Environmental Steward Certificate Program Starts New Round

Ed Joyce (right) and Jesse Jones (center) at a training session for the marine debris survey, a project which would help participants qualify for the Environmental Steward Certificate.\Photo by Patricia Jensen.

Oregon Shores and CoastWatch partners with Clatsop Community College (CCC) in sponsoring the Environmental Steward Certificate program, an innovative program which melds volunteerism with preparation for careers in conservation.  Participants in the program combine classes in relevant subjects at CCC with experience in CoastWatch citizen science projects.

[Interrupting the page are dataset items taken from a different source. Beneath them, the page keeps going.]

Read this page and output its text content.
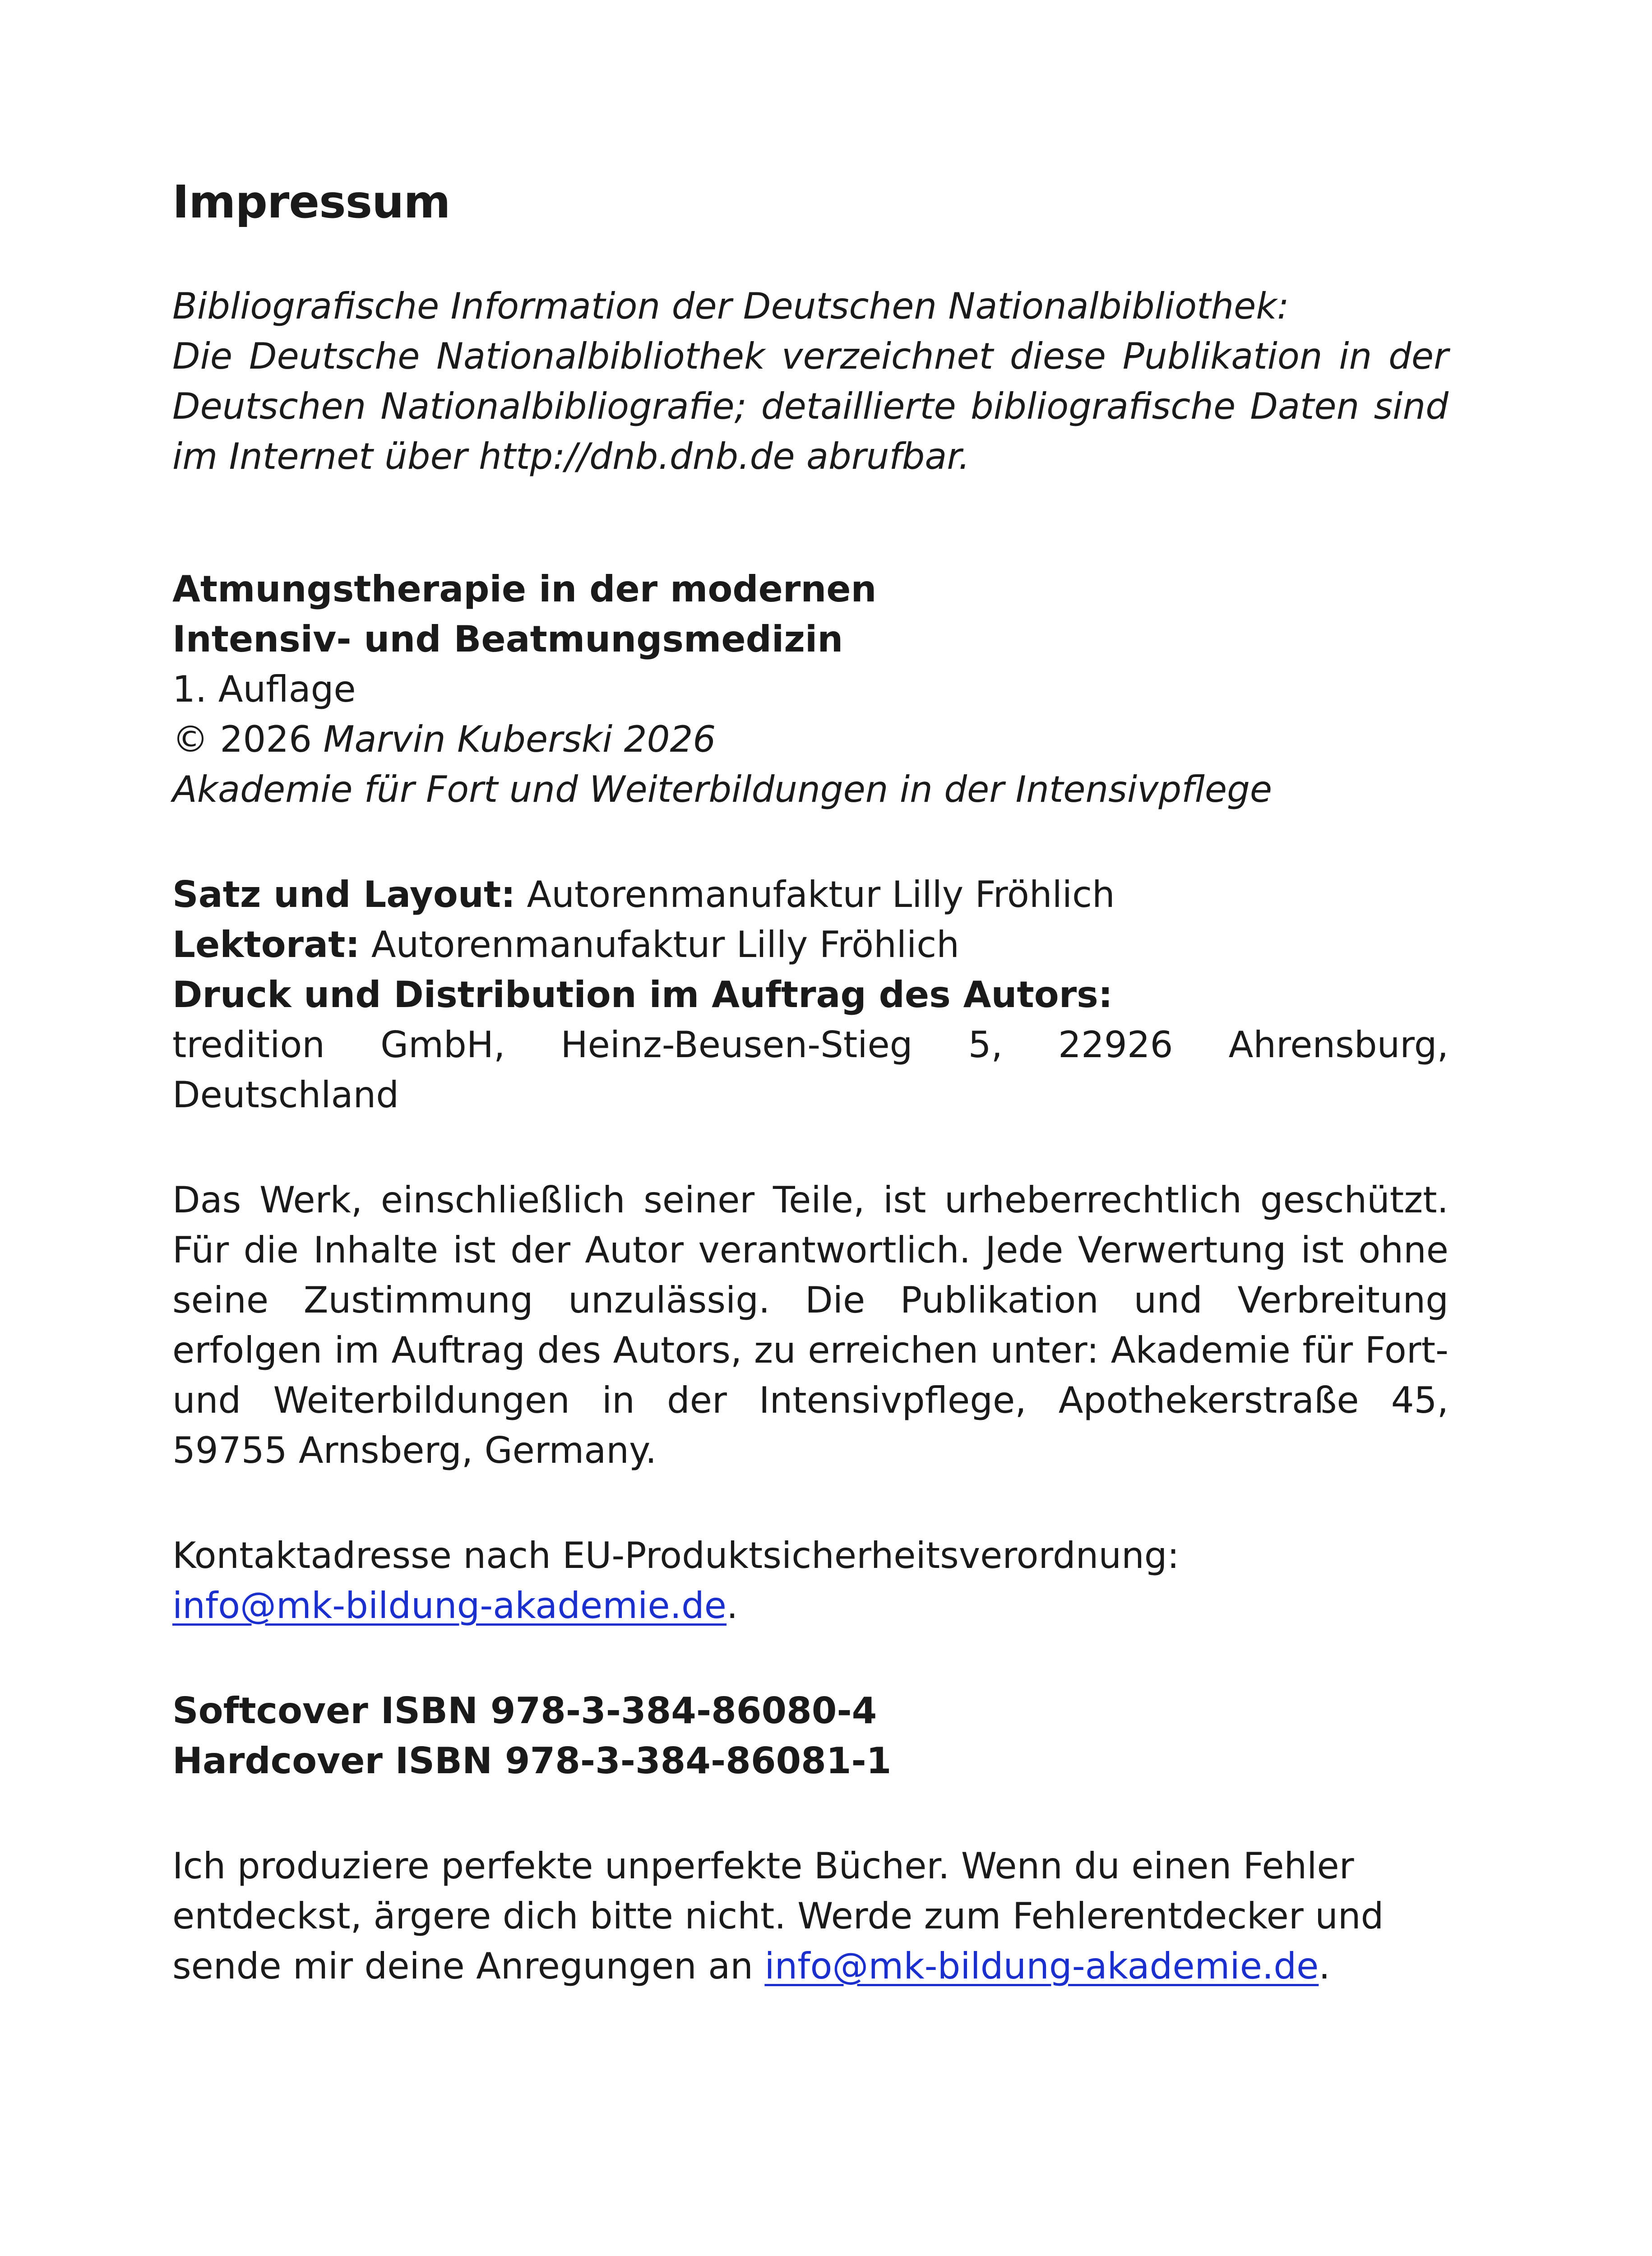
Impressum
Bibliografische Information der Deutschen Nationalbibliothek:
Die Deutsche Nationalbibliothek verzeichnet diese Publikation in der Deutschen Nationalbibliografie; detaillierte bibliografische Daten sind im Internet über http://dnb.dnb.de abrufbar.
Atmungstherapie in der modernen
Intensiv- und Beatmungsmedizin
1. Auflage
© 2026 Marvin Kuberski 2026
Akademie für Fort und Weiterbildungen in der Intensivpflege
Satz und Layout: Autorenmanufaktur Lilly Fröhlich
Lektorat: Autorenmanufaktur Lilly Fröhlich
Druck und Distribution im Auftrag des Autors:
tredition GmbH, Heinz-Beusen-Stieg 5, 22926 Ahrensburg,
Deutschland

Das Werk, einschließlich seiner Teile, ist urheberrechtlich geschützt. Für die Inhalte ist der Autor verantwortlich. Jede Verwertung ist ohne seine Zustimmung unzulässig. Die Publikation und Verbreitung erfolgen im Auftrag des Autors, zu erreichen unter: Akademie für Fort- und Weiterbildungen in der Intensivpflege, Apothekerstraße 45, 59755 Arnsberg, Germany.

Kontaktadresse nach EU-Produktsicherheitsverordnung:
info@mk-bildung-akademie.de.
Softcover ISBN 978-3-384-86080-4
Hardcover ISBN 978-3-384-86081-1

Ich produziere perfekte unperfekte Bücher. Wenn du einen Fehler entdeckst, ärgere dich bitte nicht. Werde zum Fehlerentdecker und sende mir deine Anregungen an info@mk-bildung-akademie.de.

The program, which began during the past academic year, has now awarded its first certificate, to CoastWatcher Angela Whitlock, who also received a $500 scholarship from the program, which she will use to take additional classes at CCC.  Immediately after gaining the certificate, Whitlock found employment as a rocky shore interpreter with the Haystack Rock Awareness Program in Cannon Beach.  "The Environmental Steward Certificate program has set me on a path that I'm thrilled to be on!" she says.

The program is open to new participants.  This would be a good time to start in pursuit of the certificate, so as to enroll in fall classes at the college and get started this summer with CoastWatch citizen science projects on the shore.  CCC's term begins Sept. 28, and classes in Geology and General Biology, both of which qualify for the certificate program, are available.

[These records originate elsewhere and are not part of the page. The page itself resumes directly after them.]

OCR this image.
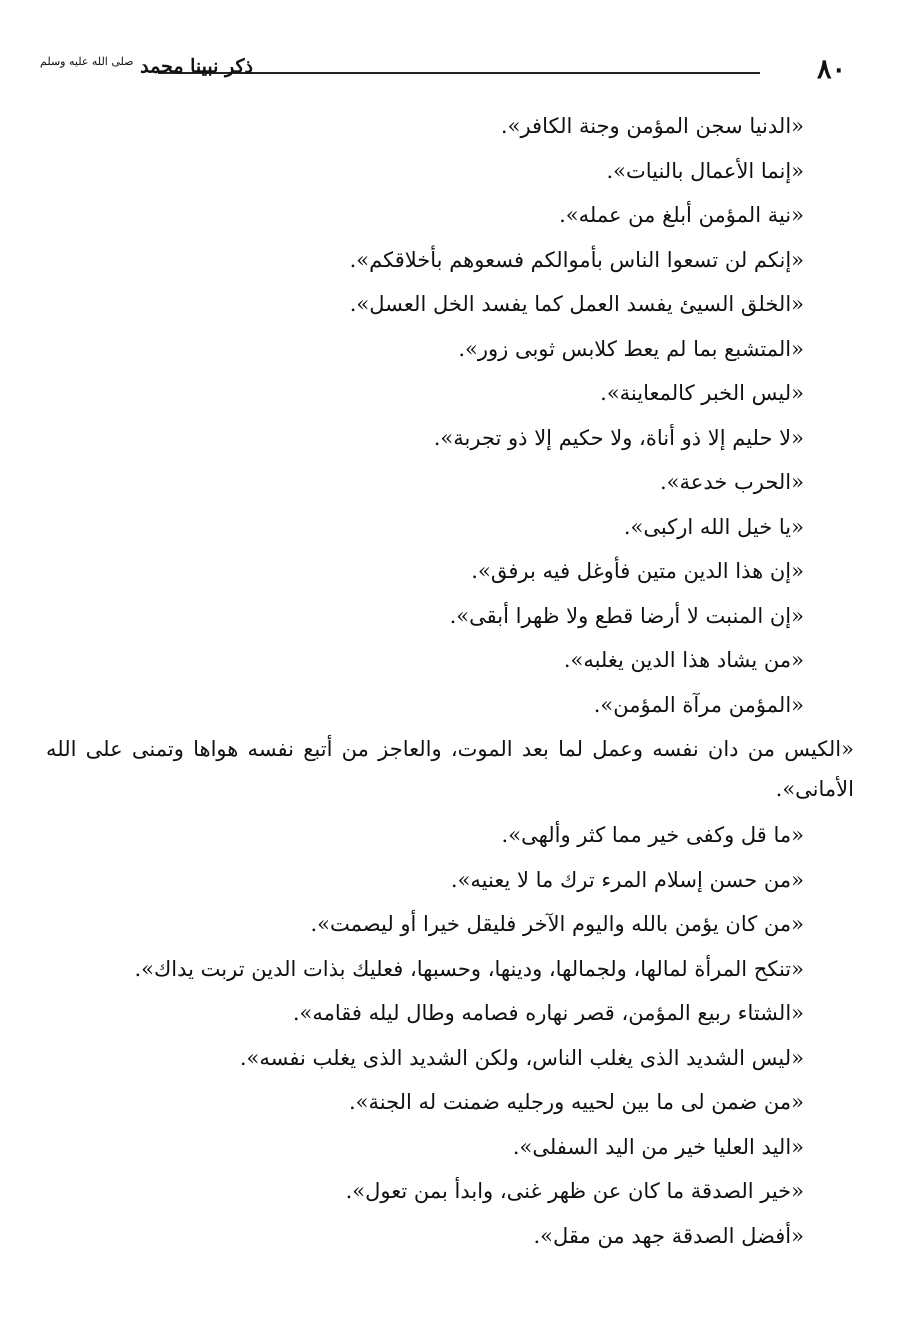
٨٠
ذكر نبينا محمد $^{صلى الله عليه وسلم}$
«الدنيا سجن المؤمن وجنة الكافر».
«إنما الأعمال بالنيات».
«نية المؤمن أبلغ من عمله».
«إنكم لن تسعوا الناس بأموالكم فسعوهم بأخلاقكم».
«الخلق السيئ يفسد العمل كما يفسد الخل العسل».
«المتشبع بما لم يعط كلابس ثوبى زور».
«ليس الخبر كالمعاينة».
«لا حليم إلا ذو أناة، ولا حكيم إلا ذو تجربة».
«الحرب خدعة».
«يا خيل الله اركبى».
«إن هذا الدين متين فأوغل فيه برفق».
«إن المنبت لا أرضا قطع ولا ظهرا أبقى».
«من يشاد هذا الدين يغلبه».
«المؤمن مرآة المؤمن».
«الكيس من دان نفسه وعمل لما بعد الموت، والعاجز من أتبع نفسه هواها وتمنى على الله الأمانى».
«ما قل وكفى خير مما كثر وألهى».
«من حسن إسلام المرء ترك ما لا يعنيه».
«من كان يؤمن بالله واليوم الآخر فليقل خيرا أو ليصمت».
«تنكح المرأة لمالها، ولجمالها، ودينها، وحسبها، فعليك بذات الدين تربت يداك».
«الشتاء ربيع المؤمن، قصر نهاره فصامه وطال ليله فقامه».
«ليس الشديد الذى يغلب الناس، ولكن الشديد الذى يغلب نفسه».
«من ضمن لى ما بين لحييه ورجليه ضمنت له الجنة».
«اليد العليا خير من اليد السفلى».
«خير الصدقة ما كان عن ظهر غنى، وابدأ بمن تعول».
«أفضل الصدقة جهد من مقل».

The program has two key goals.  One is to serve current CoastWatchers by offering an opportunity to boost their shoreline monitoring skills while deepening their knowledge of shoreline science through classes and mentoring from environmental scientists at the college level.   The other is to enrich the experience of students at the college, who may become future conservation leaders and future CoastWatchers, by giving them a chance to explore the possibilities of a career in conservation.  Both CoastWatchers and students will receive an Oregon Shores Environmental Steward Certificate.  This will go on college transcripts and boost the employability of graduates.

The longer-term goal is to extend this program to colleges throughout the coastal region so as to make it available to all CoastWatchers and prospective CoastWatchers.

Oregon Shores and CCC will award the certificate to those completing 12 credit hours of environmentally focused classes, and completing 30 hours of participation in CoastWatch monitoring and citizen science projects, or other volunteer work with Oregon Shores.  The requirements could easily be met within a single academic year, although there is no time limit on completing the steps toward receiving the certificate.

For the technically inclined, classes appropriate for the certificate include some combination of Environmental Science, General and Marine Biology, Geology, Oceanography, and Marine Technology.  For those more interested in environmental administration, classes in Technical Writing and State & Local Government are recommended.

Successful completion of the program will better prepare the graduate to analyze and understand coastal ecosystems, prepare for environmental change, and participate in environmental management.  Participants will gain first-hand experience addressing real-world environmental issues and learning citizen science techniques while volunteering with CoastWatch and Oregon Shores.  CoastWatchers will gain skills and background knowledge that will contribute to more effective shoreline monitoring and improved citizen science results, and gain recognition of their efforts by receiving the certificate.  CCC students will better prepare themselves for careers in conservation and resource management—and, it is hoped, become active CoastWatchers.

The Environmental Steward Certificate program will help prepare students for careers in environmental protection and resource management.   According to the Bureau of Labor Statistics, the job outlook for environmental scientists is good.  Experience gained will enhance job search efforts within the environmental community and provide a good beginning for those pursuing environmental studies at a four-year institution. 

CoastWatchers are urged to participate to elevate observation skills and thus the quality of CoastWatch reports and citizen science data gathering.

The program will award $500 scholarships to selected participants.  Oregon Shores members and others are invited to sponsor students with contributions of $750 (covering a scholarship and associated program costs).  The hope is to have scholarships available for the start of the fall term at CCC.